A Gift of a Gift

A Gift of a Gift

A Gift of a Gift

Longtime leader in fashion media and publishing Stephanie George ’78 celebrated her birthday by visiting Glassboro for the first time in 43 years.

“I couldn’t stop crying when I saw how different the campus was,” said George. “It’s amazing, absolutely amazing, how much the University has transformed.”

Turns out, her birthday wasn’t the only reason George was visiting campus. Her husband, Bill Lenchinsky, had arranged for a $50,000 endowment to be established in her name to fund student scholarships at Rowan University.

“I said to myself, ‘What in the world do you get the love of your life of over 40 years for their birthday?” Lenchinsky shared. “And that’s when I thought, ‘What about a legacy?’”

Being high school sweethearts from Vineland, New Jersey, the couple has planned decades of birthday gifts for each other.

“While he always comes up with the most creative ideas, this one is special,” said George. “He knows how much the school means to me. The quality of my education was far beyond what I could have ever expected, so it was a wonderful surprise.”

George’s aunt also attended Glassboro State College and was a math teacher for 48 years, inspiring her to major in education.

“She was a rock star,” said George. “She told me Glassboro had the best education to offer me and that’s how it all started; I was a legacy student. I also didn’t want to be too far from home. I’m a Jersey girl, you know?”

While she is currently retired and residing in Montclair, NJ, George had a remarkable career in fashion media, serving as one of the nation’s most prominent women in the field for close to four decades. Shortly after graduation, she spent time teaching college students at the Fashion Art Institute in Dallas (what George referred to as the number one fashion hub in the 1980s) and went on to hold positions including Executive Vice President and Chief Marketing Officer of Time Inc., President of Women’s Wear Daily Media Worldwide and Executive Vice President of Fairchild Publications. 

“My confidence and determination in my career came from Glassboro,” said George. “I knew I wanted to be the one communicating something greater, whether as an educator or something else, and I was supported immensely in that journey. Professors like Judy Naydell and Richard Mitchell were some of my greatest influences. They made me the best writer and gave me the tools I needed to grow in my industry.”

George’s impressive accolades include leading popular style and entertainment brands such as People, People Español, People Style Watch, Entertainment Weekly, In Style, Essence and Real Simple. She presided over the successful launch of Jane as part of Fairchild Publications and has been recognized for her generosity by the American Cancer Society as the 2008 Dream Ball honoree and the 2009 Woman of the Year by the United Service Organizations.

“My career has been filled with so many opportunities, places and people,” said George, “and giving back has always been important to me.” 

Both George and her husband support multiple charities including Lenchinsky’s alma mater, Rider University, and their daughter Ali’s alma mater, Ole Miss.

“I’m at a phase in my life where I’ve been reflecting a lot on what got me to where I am today,” said George. “The first thing I think of is my family and the second is Glassboro State. My husband couldn’t have been more right in giving me the gift of a gift. To be able to help those who may not have the means, but have the talent, drive, mission and clarity to become the best they can be? That’s why we do it.”

The Stephanie George Lenchinsky and William Lenchinsky Endowed Scholarship Fund will support students enrolled at the College of Education and the Ric Edelman College of Communication & Creative Arts who are studying writing arts with a dual major in education.

“Judy Naydell changed my life,” said George. “She was just one teacher and that’s what I hope to do with this scholarship. To be that person who changes someone’s life.”

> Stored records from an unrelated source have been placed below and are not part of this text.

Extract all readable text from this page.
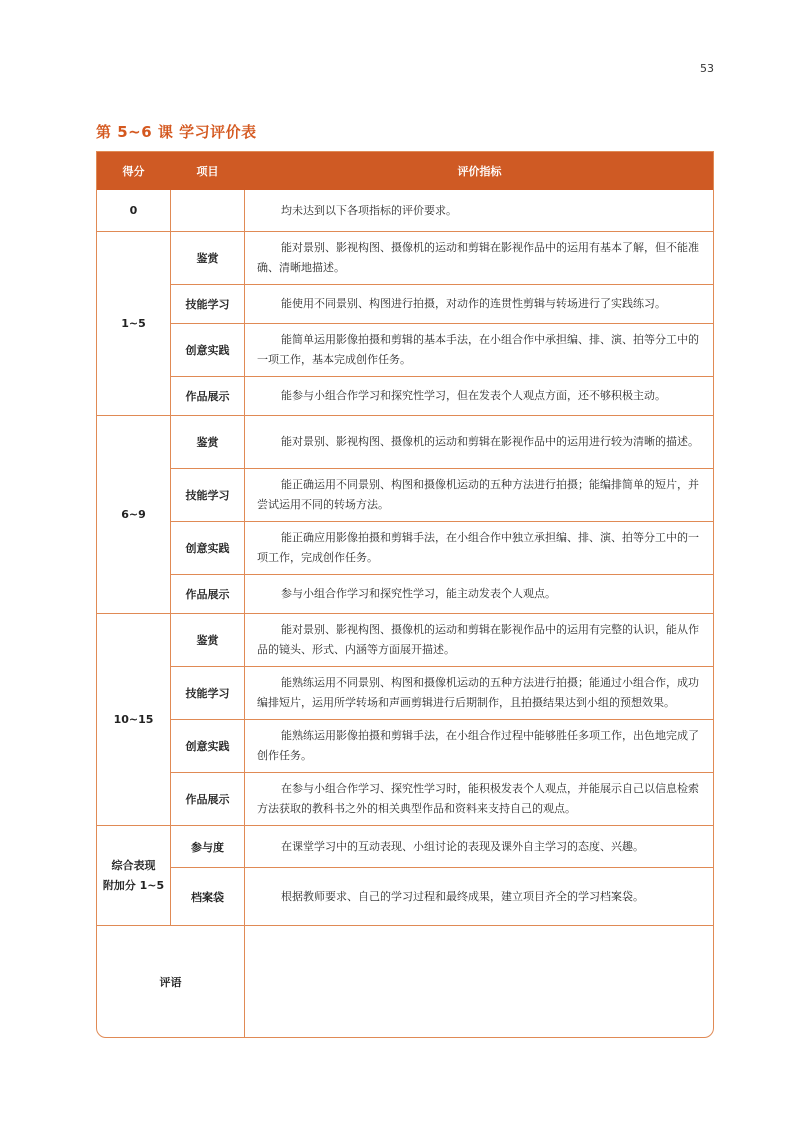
53
第 5~6 课 学习评价表
得分	项目	评价指标
0		均未达到以下各项指标的评价要求。

1~5	鉴赏	能对景别、影视构图、摄像机的运动和剪辑在影视作品中的运用有基本了解，但不能准确、清晰地描述。

	技能学习	能使用不同景别、构图进行拍摄，对动作的连贯性剪辑与转场进行了实践练习。

	创意实践	能简单运用影像拍摄和剪辑的基本手法，在小组合作中承担编、排、演、拍等分工中的一项工作，基本完成创作任务。

	作品展示	能参与小组合作学习和探究性学习，但在发表个人观点方面，还不够积极主动。

6~9	鉴赏	能对景别、影视构图、摄像机的运动和剪辑在影视作品中的运用进行较为清晰的描述。

	技能学习	能正确运用不同景别、构图和摄像机运动的五种方法进行拍摄；能编排简单的短片，并尝试运用不同的转场方法。

	创意实践	能正确应用影像拍摄和剪辑手法，在小组合作中独立承担编、排、演、拍等分工中的一项工作，完成创作任务。

	作品展示	参与小组合作学习和探究性学习，能主动发表个人观点。

10~15	鉴赏	能对景别、影视构图、摄像机的运动和剪辑在影视作品中的运用有完整的认识，能从作品的镜头、形式、内涵等方面展开描述。

	技能学习	能熟练运用不同景别、构图和摄像机运动的五种方法进行拍摄；能通过小组合作，成功编排短片，运用所学转场和声画剪辑进行后期制作，且拍摄结果达到小组的预想效果。

	创意实践	能熟练运用影像拍摄和剪辑手法，在小组合作过程中能够胜任多项工作，出色地完成了创作任务。

	作品展示	在参与小组合作学习、探究性学习时，能积极发表个人观点，并能展示自己以信息检索方法获取的教科书之外的相关典型作品和资料来支持自己的观点。

综合表现
附加分 1~5	参与度	在课堂学习中的互动表现、小组讨论的表现及课外自主学习的态度、兴趣。

	档案袋	根据教师要求、自己的学习过程和最终成果，建立项目齐全的学习档案袋。

评语		
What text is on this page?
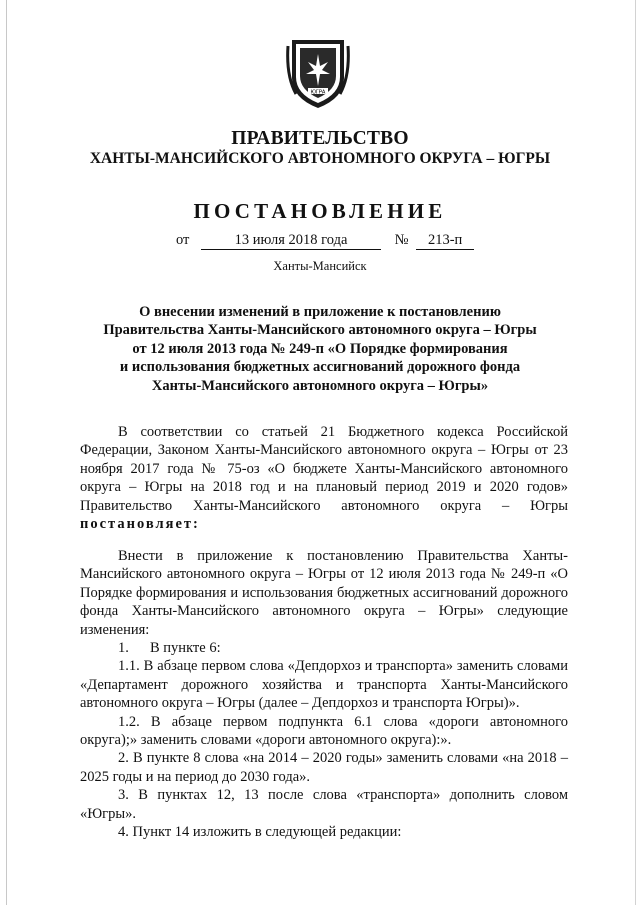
ЮГРА
ПРАВИТЕЛЬСТВО
ХАНТЫ-МАНСИЙСКОГО АВТОНОМНОГО ОКРУГА – ЮГРЫ
ПОСТАНОВЛЕНИЕ
от	13 июля 2018 года	№ 213-п
Ханты-Мансийск
О внесении изменений в приложение к постановлению
Правительства Ханты-Мансийского автономного округа – Югры
от 12 июля 2013 года № 249-п «О Порядке формирования
и использования бюджетных ассигнований дорожного фонда
Ханты-Мансийского автономного округа – Югры»

В соответствии со статьей 21 Бюджетного кодекса Российской Федерации, Законом Ханты-Мансийского автономного округа – Югры от 23 ноября 2017 года № 75-оз «О бюджете Ханты-Мансийского автономного округа – Югры на 2018 год и на плановый период 2019 и 2020 годов» Правительство Ханты-Мансийского автономного округа – Югры постановляет:

Внести в приложение к постановлению Правительства Ханты-Мансийского автономного округа – Югры от 12 июля 2013 года № 249-п «О Порядке формирования и использования бюджетных ассигнований дорожного фонда Ханты-Мансийского автономного округа – Югры» следующие изменения:

1.	В пункте 6:
1.1. В абзаце первом слова «Депдорхоз и транспорта» заменить словами «Департамент дорожного хозяйства и транспорта Ханты-Мансийского автономного округа – Югры (далее – Депдорхоз и транспорта Югры)».
1.2. В абзаце первом подпункта 6.1 слова «дороги автономного округа);» заменить словами «дороги автономного округа):».
2. В пункте 8 слова «на 2014 – 2020 годы» заменить словами «на 2018 – 2025 годы и на период до 2030 года».
3. В пунктах 12, 13 после слова «транспорта» дополнить словом «Югры».
4. Пункт 14 изложить в следующей редакции:
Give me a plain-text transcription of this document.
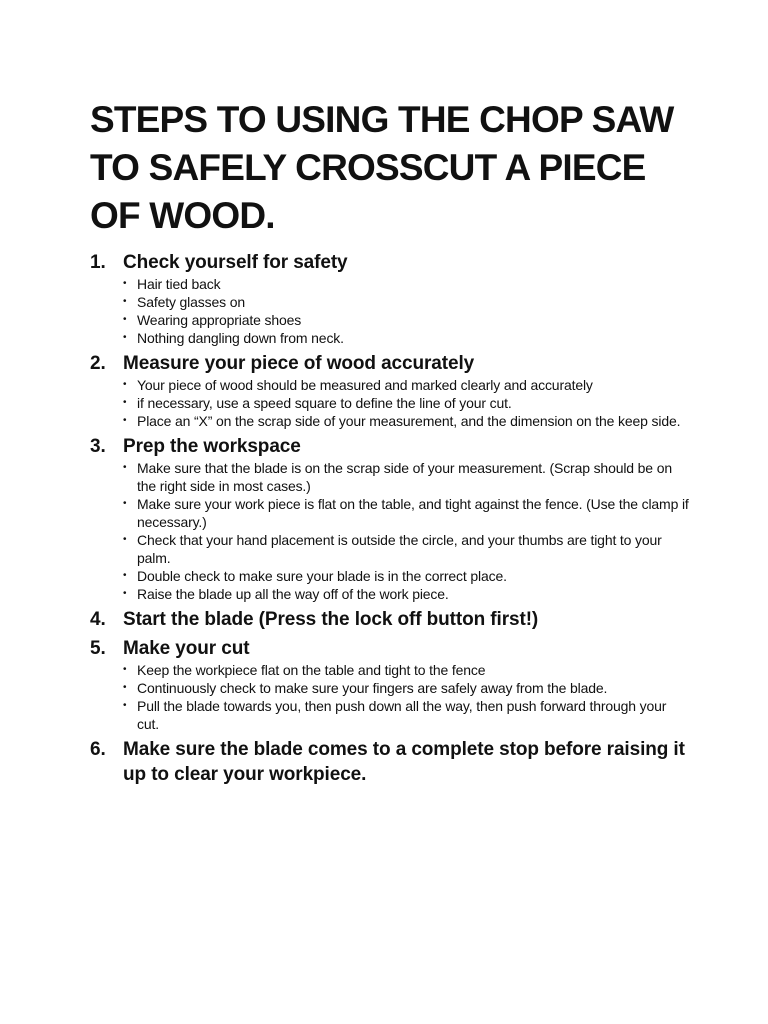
STEPS TO USING THE CHOP SAW TO SAFELY CROSSCUT A PIECE OF WOOD.
1. Check yourself for safety
• Hair tied back
• Safety glasses on
• Wearing appropriate shoes
• Nothing dangling down from neck.
2. Measure your piece of wood accurately
• Your piece of wood should be measured and marked clearly and accurately
• if necessary, use a speed square to define the line of your cut.
• Place an “X” on the scrap side of your measurement, and the dimension on the keep side.
3. Prep the workspace
• Make sure that the blade is on the scrap side of your measurement. (Scrap should be on the right side in most cases.)
• Make sure your work piece is flat on the table, and tight against the fence. (Use the clamp if necessary.)
• Check that your hand placement is outside the circle, and your thumbs are tight to your palm.
• Double check to make sure your blade is in the correct place.
• Raise the blade up all the way off of the work piece.
4. Start the blade (Press the lock off button first!)
5. Make your cut
• Keep the workpiece flat on the table and tight to the fence
• Continuously check to make sure your fingers are safely away from the blade.
• Pull the blade towards you, then push down all the way, then push forward through your cut.
6. Make sure the blade comes to a complete stop before raising it up to clear your workpiece.
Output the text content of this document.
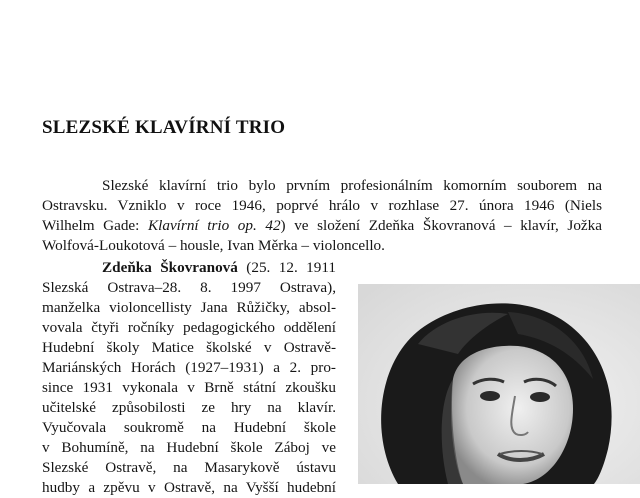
SLEZSKÉ KLAVÍRNÍ TRIO
Slezské klavírní trio bylo prvním profesionálním komorním souborem na
Ostravsku. Vzniklo v roce 1946, poprvé hrálo v rozhlase 27. února 1946 (Niels
Wilhelm Gade: Klavírní trio op. 42) ve složení Zdeňka Škovranová – klavír, Jožka
Wolfová-Loukotová – housle, Ivan Měrka – violoncello.
Zdeňka Škovranová (25. 12. 1911
Slezská Ostrava–28. 8. 1997 Ostrava),
manželka violoncellisty Jana Růžičky, absol-
vovala čtyři ročníky pedagogického oddělení
Hudební školy Matice školské v Ostravě-
Mariánských Horách (1927–1931) a 2. pro-
since 1931 vykonala v Brně státní zkoušku
učitelské způsobilosti ze hry na klavír.
Vyučovala soukromě na Hudební škole
v Bohumíně, na Hudební škole Záboj ve
Slezské Ostravě, na Masarykově ústavu
hudby a zpěvu v Ostravě, na Vyšší hudební
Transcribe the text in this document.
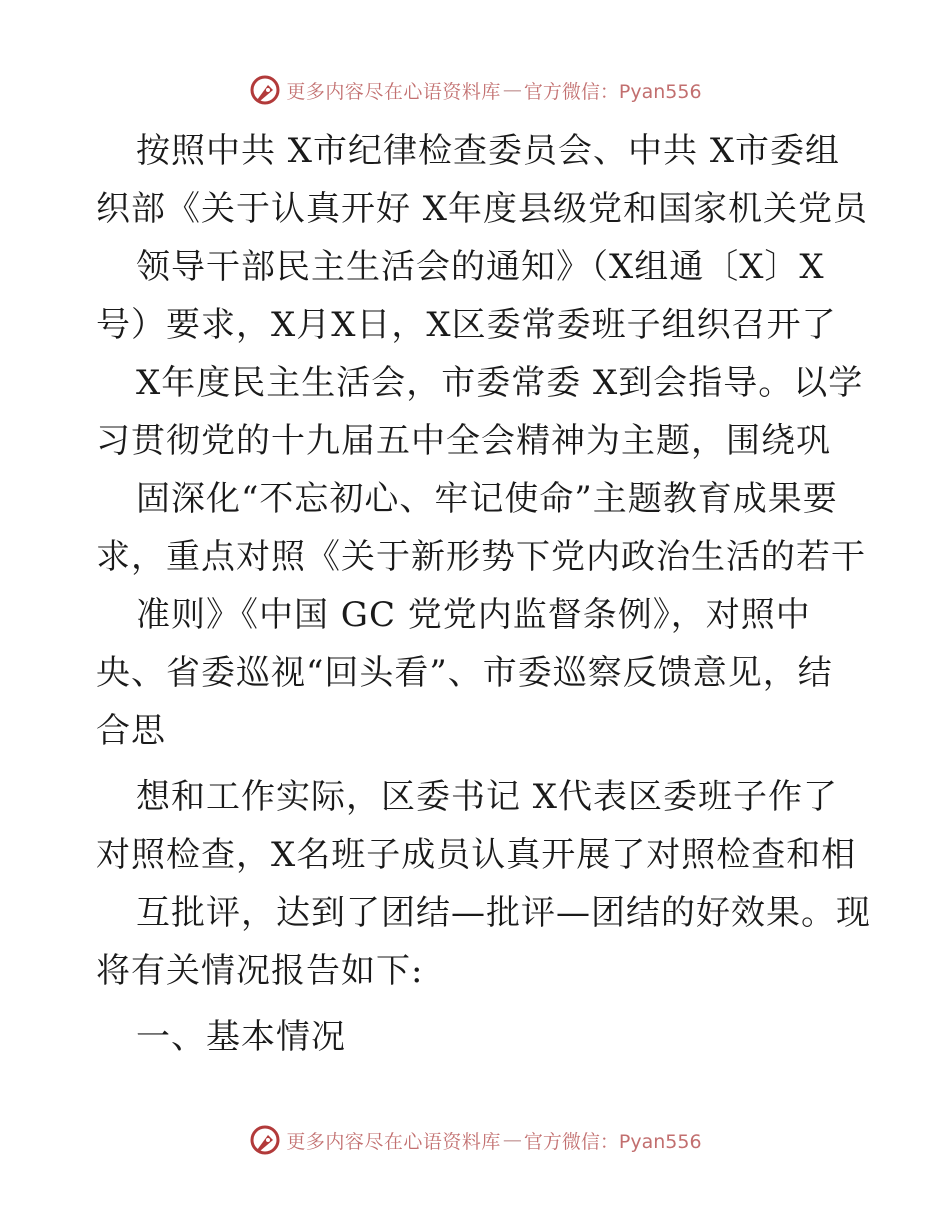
更多内容尽在心语资料库 — 官方微信：Pyan556
按照中共 X市纪律检查委员会、中共 X市委组
织部《关于认真开好 X年度县级党和国家机关党员
领导干部民主生活会的通知》（X组通〔X〕X
号）要求，X月X日，X区委常委班子组织召开了
X年度民主生活会，市委常委 X到会指导。以学
习贯彻党的十九届五中全会精神为主题，围绕巩
固深化“不忘初心、牢记使命”主题教育成果要
求，重点对照《关于新形势下党内政治生活的若干
准则》《中国 GC 党党内监督条例》，对照中
央、省委巡视“回头看”、市委巡察反馈意见，结
合思
想和工作实际，区委书记 X代表区委班子作了
对照检查，X名班子成员认真开展了对照检查和相
互批评，达到了团结—批评—团结的好效果。现
将有关情况报告如下:
一、基本情况
更多内容尽在心语资料库 — 官方微信：Pyan556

Thinking back, George has nothing but joyful memories of her time in Glassboro—writing a paper about the mysticism in Moby Dick, renting out the basement of a local couple who would cook her pasta for dinner every Friday, seeing one of her professors on The Tonight Show Starring Johnny Carson and even playing collegiate basketball for two years.

“I’m very instinctive about things,” said George. “I always knew I had come to the right place and returning to campus brought me right back to those years where my life really began. I’m confident that the students impacted by this scholarship will go on to do great things with their education because of how much that same education did for me.”